In Rubio’s case, the power of the movement he’s leading in the Sunshine State was seen yesterday when Jim Greer, chairman of the Florida GOP and a close ally of RINO governor Charlie Crist, stepped down. Greer had been under fire for months after he threw the full weight of the state party’s apparatus behind the Crist campaign for Senate, but Rubio’s grass-roots efforts, constitutional conservative message and work ethic on the campaign trail have brought him into a statistical dead heat with Crist anyway. Rubio has the momentum in the race, Crist the money. And on the Democrat side, the likely nominee is Rep. Kendrick Meek, a left-winger from the Miami area with limited appeal outside the black community.
ABC’s Rich Klein explores the current environment in detail, noting also that the top Democrat contender for governor in Michigan has now backed out and virtually assured that state will have a Republican governor next year. Klein says that the conventional wisdom surrounding Dodd’s dropout makes for a better chance the Democrats might hold that seat; Connecticut Attorney General Richard Blumenthal, a Democrat who was humiliated nine months ago on the Glenn Beck show over his attempts to prosecute AIG employees for taking contracted-for bonuses during last year’s faux scandal, is announcing today he’ll run.

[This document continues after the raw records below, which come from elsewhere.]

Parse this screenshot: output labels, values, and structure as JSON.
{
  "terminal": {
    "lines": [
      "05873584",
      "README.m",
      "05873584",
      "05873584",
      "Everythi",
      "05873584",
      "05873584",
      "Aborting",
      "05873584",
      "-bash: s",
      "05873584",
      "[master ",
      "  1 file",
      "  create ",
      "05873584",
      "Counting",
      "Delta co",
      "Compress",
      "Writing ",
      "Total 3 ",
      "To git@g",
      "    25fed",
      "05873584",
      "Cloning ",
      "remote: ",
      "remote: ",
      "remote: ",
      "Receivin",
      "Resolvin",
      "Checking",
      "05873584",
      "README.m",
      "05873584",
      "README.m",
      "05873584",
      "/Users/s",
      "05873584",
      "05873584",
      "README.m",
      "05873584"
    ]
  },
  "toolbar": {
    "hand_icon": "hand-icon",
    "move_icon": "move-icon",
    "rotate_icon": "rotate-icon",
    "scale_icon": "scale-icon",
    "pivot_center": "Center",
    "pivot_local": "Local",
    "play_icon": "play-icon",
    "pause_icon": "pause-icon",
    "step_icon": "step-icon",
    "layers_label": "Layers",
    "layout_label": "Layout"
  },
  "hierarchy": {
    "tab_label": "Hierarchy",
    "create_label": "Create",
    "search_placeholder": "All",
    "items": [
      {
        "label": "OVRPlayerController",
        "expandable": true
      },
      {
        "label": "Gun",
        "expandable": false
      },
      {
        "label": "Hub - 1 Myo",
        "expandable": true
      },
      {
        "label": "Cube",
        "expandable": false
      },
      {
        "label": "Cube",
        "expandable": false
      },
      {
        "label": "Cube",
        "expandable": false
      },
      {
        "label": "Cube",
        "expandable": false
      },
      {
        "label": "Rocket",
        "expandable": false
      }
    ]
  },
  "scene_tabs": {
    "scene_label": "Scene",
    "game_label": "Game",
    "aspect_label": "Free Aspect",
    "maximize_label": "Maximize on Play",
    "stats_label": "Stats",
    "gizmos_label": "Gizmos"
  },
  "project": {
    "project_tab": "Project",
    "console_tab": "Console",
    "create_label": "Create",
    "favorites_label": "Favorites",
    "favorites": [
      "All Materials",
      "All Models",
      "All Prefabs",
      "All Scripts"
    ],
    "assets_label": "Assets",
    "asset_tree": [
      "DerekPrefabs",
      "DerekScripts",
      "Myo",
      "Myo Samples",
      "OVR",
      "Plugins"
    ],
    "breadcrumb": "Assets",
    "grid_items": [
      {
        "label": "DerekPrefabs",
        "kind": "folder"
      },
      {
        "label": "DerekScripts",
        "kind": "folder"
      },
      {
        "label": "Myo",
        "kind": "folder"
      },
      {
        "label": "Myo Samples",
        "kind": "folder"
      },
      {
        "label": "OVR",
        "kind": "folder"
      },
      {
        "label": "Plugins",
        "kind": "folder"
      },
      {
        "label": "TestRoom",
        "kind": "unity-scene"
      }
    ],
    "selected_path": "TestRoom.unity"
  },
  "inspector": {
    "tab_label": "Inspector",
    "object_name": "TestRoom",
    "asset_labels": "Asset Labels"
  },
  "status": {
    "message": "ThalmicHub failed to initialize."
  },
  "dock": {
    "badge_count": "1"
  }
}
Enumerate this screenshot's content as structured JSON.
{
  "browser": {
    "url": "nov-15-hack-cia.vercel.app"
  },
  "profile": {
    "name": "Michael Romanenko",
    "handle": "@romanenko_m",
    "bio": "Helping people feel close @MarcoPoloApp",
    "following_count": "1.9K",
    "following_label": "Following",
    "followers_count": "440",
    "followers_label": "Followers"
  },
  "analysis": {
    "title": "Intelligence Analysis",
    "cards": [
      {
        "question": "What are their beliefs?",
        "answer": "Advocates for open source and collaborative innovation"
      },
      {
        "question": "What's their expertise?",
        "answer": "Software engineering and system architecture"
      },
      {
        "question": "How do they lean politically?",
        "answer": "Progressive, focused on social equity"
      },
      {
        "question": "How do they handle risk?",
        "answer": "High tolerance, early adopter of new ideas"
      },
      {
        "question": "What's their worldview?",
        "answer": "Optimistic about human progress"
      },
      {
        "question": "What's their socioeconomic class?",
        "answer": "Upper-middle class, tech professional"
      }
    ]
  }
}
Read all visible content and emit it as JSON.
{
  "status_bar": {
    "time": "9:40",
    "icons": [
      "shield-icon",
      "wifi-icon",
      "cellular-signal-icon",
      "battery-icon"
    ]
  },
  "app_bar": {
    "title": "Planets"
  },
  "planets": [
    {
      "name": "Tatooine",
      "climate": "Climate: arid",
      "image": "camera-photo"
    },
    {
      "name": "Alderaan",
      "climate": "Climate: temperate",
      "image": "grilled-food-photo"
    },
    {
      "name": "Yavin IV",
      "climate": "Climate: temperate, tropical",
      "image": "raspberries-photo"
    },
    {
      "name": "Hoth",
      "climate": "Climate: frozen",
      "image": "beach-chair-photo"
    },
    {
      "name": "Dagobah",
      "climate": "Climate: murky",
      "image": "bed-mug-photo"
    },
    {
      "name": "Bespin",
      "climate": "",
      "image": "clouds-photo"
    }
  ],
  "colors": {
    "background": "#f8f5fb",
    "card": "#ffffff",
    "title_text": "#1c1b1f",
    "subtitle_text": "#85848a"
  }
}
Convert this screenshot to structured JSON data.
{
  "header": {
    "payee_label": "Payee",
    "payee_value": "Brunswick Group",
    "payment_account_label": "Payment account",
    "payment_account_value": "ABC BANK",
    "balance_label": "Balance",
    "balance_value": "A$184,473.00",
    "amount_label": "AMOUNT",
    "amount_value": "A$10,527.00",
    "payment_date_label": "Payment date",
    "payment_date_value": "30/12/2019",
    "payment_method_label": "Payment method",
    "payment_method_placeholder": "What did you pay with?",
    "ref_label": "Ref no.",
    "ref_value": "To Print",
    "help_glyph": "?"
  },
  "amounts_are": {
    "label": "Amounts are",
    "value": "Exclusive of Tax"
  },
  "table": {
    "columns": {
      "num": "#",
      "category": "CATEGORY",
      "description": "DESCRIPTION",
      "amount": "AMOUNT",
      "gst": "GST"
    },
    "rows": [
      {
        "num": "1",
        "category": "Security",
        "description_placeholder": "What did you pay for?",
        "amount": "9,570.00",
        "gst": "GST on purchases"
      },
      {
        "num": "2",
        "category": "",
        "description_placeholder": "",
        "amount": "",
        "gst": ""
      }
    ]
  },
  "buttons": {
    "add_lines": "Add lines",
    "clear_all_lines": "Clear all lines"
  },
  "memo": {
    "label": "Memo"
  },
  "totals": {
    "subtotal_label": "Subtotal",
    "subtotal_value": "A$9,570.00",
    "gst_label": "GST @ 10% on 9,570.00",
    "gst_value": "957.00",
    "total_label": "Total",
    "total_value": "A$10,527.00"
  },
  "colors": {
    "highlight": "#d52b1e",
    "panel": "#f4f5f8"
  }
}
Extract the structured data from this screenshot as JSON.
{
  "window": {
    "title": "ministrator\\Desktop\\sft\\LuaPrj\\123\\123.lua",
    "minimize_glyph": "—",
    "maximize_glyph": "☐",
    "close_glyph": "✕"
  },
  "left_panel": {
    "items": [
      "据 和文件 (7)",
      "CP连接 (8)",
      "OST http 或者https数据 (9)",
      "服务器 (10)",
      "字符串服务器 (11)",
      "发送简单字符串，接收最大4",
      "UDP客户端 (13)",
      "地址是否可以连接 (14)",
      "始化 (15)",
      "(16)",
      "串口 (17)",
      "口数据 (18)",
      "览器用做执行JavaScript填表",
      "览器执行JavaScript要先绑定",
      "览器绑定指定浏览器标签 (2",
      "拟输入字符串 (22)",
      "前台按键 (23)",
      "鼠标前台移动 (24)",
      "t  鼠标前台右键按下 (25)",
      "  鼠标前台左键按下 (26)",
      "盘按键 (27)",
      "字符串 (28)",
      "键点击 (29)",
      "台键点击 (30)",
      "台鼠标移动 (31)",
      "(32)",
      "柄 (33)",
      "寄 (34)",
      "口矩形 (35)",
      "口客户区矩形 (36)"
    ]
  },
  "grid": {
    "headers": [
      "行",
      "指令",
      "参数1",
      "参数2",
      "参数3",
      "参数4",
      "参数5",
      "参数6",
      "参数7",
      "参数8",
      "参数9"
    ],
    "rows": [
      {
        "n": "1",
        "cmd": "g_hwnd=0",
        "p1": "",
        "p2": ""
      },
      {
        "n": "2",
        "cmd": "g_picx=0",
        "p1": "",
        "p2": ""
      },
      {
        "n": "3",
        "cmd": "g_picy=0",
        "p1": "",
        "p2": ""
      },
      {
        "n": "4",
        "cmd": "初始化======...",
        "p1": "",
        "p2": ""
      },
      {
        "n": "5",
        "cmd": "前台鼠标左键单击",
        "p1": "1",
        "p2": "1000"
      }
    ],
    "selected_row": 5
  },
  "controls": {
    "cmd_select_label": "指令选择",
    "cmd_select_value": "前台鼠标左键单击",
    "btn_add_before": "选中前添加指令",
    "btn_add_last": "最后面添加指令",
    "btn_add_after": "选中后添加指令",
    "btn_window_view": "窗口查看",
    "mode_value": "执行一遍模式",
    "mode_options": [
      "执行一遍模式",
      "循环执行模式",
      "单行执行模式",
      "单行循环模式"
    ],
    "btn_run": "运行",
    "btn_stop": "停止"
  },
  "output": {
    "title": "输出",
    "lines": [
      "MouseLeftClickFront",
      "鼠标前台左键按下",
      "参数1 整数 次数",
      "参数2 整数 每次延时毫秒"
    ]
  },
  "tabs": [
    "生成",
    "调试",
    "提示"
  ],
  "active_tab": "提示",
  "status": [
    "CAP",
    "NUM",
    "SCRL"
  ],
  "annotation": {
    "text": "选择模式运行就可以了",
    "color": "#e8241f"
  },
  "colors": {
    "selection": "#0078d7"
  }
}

They’re even discussing the potential earthquake across the pond. The UK Telegraph’s Toby Harmden analyzes the 2010 Senate races and concludes that an outside chance of GOP control over the Senate exists, though what is more likely is a 52-48 or 51-49 Democrat majority next year. Meanwhile, the Washington Times says Republican candidate recruitment is fast and furious thanks to outrage over last year’s legislative machinations.
What it all adds up to is something we’ve been saying on this blog for months – the GOP is going to get another opportunity at power in Washington. The question is whether the party is capable of exercising that power in a worthy fashion. Americans want more freedom, less government an end to the explosion in federal debt and a return to the original principles of the Constitution. Will this rising Republican tide satisfy those cravings?